AJ Greaves

Personal information
- Full name: A.J. Anthony Junior Nelson Manuelle Greaves
- Date of birth: 17 November 2000 (age 25)
- Place of birth: Sheffield, England
- Height: 5 ft 10 in (1.77 m)
- Position: Midfielder

Youth career
- Doncaster Rovers

Senior career*
- Years: Team / Apps / (Gls)
- 2019–2022: Doncaster Rovers / 11 / (0)
- 2019: → Gainsborough Trinity (loan) / 8 / (0)
- 2021: → Redditch United (loan)
- 2022: → York City (loan) / 4 / (0)
- 2022–2023: York City / 5 / (0)
- 2023: → Spennymoor Town (loan) / 5 / (0)
- 2023: Marske United / 0 / (0)
- 2023–2024: Shirebrook Town
- 2024–2025: Sheffield / 44 / (1)
- 2025–: Ilkeston Town / 0 / (0)

= AJ Greaves =

English association football player (born 2000)

A.J. Anthony Junior Nelson Manuelle Greaves (born 17 November 2000) is an English professional footballer who plays as a midfielder for club Ilkeston Town.

==Career==
Born in Sheffield, Greaves was captain of the Doncaster Rovers under-18 team before turning professional in 2019. He made his senior debut for Doncaster on 8 October 2019 in the EFL Trophy, having joined Gainsborough Trinity on loan earlier that month.

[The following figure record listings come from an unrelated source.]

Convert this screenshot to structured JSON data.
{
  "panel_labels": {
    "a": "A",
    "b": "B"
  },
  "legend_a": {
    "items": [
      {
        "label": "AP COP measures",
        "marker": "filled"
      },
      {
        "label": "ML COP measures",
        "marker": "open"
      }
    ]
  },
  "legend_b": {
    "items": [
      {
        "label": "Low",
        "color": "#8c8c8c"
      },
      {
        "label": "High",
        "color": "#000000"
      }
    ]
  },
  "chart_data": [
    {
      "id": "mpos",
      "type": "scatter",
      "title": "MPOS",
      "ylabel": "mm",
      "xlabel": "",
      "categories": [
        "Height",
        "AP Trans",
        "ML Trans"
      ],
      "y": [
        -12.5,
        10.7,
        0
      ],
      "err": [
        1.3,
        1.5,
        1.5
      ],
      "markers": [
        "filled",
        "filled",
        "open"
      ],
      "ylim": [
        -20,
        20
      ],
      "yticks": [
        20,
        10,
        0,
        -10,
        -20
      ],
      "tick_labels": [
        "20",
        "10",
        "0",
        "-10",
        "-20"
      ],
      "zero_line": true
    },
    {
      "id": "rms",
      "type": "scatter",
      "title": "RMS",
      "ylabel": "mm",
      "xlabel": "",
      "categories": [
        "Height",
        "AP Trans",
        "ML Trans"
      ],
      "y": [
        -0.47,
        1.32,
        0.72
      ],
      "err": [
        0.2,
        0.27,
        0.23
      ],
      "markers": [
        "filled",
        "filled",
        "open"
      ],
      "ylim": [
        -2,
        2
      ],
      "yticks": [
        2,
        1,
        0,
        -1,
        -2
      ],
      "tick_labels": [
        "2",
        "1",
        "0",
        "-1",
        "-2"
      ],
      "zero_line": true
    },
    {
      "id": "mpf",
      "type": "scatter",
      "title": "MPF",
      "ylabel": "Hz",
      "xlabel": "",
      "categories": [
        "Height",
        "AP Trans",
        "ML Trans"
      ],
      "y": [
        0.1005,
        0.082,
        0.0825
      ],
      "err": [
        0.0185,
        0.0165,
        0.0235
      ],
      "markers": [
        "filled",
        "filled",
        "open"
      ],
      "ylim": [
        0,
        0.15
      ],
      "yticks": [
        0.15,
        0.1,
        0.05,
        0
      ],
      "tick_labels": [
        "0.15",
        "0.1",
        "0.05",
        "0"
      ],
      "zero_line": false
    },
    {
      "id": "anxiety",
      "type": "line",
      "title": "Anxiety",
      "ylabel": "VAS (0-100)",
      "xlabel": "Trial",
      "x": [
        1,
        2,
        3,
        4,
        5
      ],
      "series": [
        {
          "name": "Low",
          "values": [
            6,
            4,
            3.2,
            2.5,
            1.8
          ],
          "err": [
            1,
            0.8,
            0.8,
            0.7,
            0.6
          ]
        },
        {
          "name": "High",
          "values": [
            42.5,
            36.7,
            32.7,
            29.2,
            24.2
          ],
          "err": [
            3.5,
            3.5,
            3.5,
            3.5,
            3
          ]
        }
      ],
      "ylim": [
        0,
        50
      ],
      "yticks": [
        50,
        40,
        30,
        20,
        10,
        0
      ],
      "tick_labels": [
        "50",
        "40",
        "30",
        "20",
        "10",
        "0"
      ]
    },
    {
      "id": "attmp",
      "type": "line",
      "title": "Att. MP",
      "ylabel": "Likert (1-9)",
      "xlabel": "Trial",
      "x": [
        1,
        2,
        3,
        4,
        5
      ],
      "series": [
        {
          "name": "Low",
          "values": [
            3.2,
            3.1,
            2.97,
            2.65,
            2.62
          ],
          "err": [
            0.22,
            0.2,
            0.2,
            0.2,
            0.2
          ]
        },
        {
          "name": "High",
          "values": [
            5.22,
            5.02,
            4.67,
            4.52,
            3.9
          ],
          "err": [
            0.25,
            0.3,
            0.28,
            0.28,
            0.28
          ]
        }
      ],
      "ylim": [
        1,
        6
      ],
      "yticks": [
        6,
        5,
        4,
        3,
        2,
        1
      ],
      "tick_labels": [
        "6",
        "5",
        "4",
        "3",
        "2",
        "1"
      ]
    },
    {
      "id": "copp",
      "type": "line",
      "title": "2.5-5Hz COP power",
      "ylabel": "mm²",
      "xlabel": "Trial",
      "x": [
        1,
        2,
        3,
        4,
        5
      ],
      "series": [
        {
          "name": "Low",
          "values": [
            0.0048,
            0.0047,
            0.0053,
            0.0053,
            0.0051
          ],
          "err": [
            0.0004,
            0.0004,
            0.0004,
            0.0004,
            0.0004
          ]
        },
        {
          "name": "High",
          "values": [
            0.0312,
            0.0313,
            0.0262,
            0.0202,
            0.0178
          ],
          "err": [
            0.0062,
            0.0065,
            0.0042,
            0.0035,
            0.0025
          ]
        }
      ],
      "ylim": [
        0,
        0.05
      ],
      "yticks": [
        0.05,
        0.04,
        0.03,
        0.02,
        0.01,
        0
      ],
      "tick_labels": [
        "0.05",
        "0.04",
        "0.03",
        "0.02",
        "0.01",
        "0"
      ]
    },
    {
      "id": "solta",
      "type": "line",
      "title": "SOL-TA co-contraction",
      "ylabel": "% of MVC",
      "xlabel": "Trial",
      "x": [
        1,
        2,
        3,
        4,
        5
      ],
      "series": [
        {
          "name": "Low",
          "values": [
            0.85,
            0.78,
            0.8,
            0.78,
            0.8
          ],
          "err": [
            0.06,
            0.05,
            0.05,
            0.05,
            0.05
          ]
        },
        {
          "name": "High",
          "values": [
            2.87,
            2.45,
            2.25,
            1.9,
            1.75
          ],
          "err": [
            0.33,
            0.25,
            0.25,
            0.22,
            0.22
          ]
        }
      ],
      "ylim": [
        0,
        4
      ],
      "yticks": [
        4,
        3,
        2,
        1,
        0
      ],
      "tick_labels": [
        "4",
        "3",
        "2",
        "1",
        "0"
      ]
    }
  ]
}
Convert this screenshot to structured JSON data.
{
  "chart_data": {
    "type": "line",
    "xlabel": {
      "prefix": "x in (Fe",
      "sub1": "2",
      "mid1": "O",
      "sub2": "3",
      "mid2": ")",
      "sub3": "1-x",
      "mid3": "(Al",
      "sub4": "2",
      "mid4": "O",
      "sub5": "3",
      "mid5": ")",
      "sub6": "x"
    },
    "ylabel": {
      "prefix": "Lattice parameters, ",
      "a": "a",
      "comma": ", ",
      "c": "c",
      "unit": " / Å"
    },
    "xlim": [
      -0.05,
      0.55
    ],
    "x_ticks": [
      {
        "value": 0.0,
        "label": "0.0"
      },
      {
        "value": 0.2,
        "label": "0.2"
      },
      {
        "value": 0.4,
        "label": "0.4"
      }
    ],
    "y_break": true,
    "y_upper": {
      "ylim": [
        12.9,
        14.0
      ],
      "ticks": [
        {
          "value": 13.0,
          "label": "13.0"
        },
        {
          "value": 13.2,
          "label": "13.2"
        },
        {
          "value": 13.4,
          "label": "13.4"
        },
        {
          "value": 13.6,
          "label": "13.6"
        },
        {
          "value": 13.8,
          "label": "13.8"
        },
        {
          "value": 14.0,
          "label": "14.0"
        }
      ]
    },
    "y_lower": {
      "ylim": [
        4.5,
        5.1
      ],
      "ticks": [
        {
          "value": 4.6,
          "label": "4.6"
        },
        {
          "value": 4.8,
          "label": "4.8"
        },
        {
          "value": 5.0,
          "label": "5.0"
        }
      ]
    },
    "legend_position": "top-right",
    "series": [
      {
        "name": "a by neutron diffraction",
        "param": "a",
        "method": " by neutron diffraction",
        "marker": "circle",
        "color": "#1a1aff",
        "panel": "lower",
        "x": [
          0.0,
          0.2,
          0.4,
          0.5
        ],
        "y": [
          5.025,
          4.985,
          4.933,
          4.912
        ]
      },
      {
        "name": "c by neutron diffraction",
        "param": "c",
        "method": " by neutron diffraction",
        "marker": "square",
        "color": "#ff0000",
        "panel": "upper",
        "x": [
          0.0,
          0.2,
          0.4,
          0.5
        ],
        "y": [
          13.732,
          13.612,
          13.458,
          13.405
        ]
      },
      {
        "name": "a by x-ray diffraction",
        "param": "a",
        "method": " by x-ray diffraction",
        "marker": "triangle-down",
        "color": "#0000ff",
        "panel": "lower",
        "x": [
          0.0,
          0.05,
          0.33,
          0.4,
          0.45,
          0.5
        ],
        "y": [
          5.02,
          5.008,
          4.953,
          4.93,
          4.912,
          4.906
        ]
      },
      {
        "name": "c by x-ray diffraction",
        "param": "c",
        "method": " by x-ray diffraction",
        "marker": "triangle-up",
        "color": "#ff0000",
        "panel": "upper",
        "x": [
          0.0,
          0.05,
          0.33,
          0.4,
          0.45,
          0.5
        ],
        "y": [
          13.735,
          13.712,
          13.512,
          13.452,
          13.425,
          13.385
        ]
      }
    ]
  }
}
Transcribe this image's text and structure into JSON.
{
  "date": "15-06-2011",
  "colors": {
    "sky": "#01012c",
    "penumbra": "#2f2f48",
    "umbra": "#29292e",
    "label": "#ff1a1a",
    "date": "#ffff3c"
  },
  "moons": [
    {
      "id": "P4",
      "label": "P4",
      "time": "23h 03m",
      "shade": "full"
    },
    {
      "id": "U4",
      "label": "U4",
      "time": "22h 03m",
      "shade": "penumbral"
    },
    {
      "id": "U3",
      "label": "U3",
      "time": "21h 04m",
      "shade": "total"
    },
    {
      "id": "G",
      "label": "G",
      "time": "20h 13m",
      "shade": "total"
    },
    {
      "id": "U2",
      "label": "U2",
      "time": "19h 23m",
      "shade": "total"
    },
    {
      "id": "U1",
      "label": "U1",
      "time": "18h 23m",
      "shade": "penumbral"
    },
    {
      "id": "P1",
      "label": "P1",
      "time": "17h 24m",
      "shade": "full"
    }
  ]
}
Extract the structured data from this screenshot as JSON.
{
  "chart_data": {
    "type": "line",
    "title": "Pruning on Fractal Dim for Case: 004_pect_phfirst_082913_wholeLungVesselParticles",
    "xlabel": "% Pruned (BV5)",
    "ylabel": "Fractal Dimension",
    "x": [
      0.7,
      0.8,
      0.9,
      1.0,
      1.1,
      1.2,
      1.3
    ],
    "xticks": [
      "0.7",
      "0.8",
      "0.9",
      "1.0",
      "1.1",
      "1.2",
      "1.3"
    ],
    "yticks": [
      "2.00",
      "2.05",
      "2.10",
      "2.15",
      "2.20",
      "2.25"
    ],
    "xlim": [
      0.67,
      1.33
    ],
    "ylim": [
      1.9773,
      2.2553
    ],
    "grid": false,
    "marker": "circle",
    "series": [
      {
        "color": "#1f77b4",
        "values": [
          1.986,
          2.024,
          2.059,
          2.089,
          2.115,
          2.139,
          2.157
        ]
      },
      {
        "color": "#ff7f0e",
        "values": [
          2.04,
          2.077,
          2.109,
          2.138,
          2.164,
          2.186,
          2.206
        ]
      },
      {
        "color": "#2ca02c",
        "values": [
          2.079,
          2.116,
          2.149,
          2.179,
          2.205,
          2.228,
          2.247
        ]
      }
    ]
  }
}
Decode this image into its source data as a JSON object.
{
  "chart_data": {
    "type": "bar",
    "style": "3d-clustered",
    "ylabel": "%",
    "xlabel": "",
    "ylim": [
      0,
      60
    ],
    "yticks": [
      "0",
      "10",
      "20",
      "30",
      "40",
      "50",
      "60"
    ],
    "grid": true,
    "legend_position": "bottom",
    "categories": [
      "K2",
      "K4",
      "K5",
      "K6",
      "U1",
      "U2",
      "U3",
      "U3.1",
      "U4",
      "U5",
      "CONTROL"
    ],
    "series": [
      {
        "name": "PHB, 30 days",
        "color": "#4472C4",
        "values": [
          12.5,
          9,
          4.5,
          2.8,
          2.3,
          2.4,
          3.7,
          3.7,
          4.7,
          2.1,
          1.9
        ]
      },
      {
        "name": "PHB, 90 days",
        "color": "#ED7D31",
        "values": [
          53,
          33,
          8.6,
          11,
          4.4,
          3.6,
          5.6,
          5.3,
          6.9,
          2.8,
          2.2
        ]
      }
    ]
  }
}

His contract was extended by Doncaster at the end of 2019–20 season, until 2021. He made his full league debut in January 2021, and said he was hoping to replace Ben Whiteman, who had left the club, in the team. In April 2021, his contract was extended for a further year.

On 15 October 2021, he was sent out on loan to Southern Football League Premier Division Central side Redditch United on a youth loan. On 4 February 2022, Greaves joined National League North side York City on loan for the remainder of the 2021–22 season.

Greaves was released by Doncaster at the end of the 2021–22 season.

He returned to York City on a permanent contract in July 2022. He moved on loan to Spennymoor Town in March 2023. He was released by York after one season with the club, however was invited back for pre-season.

In June 2025, Greaves joined Northern Premier League Premier Division side Ilkeston Town following a season with Sheffield.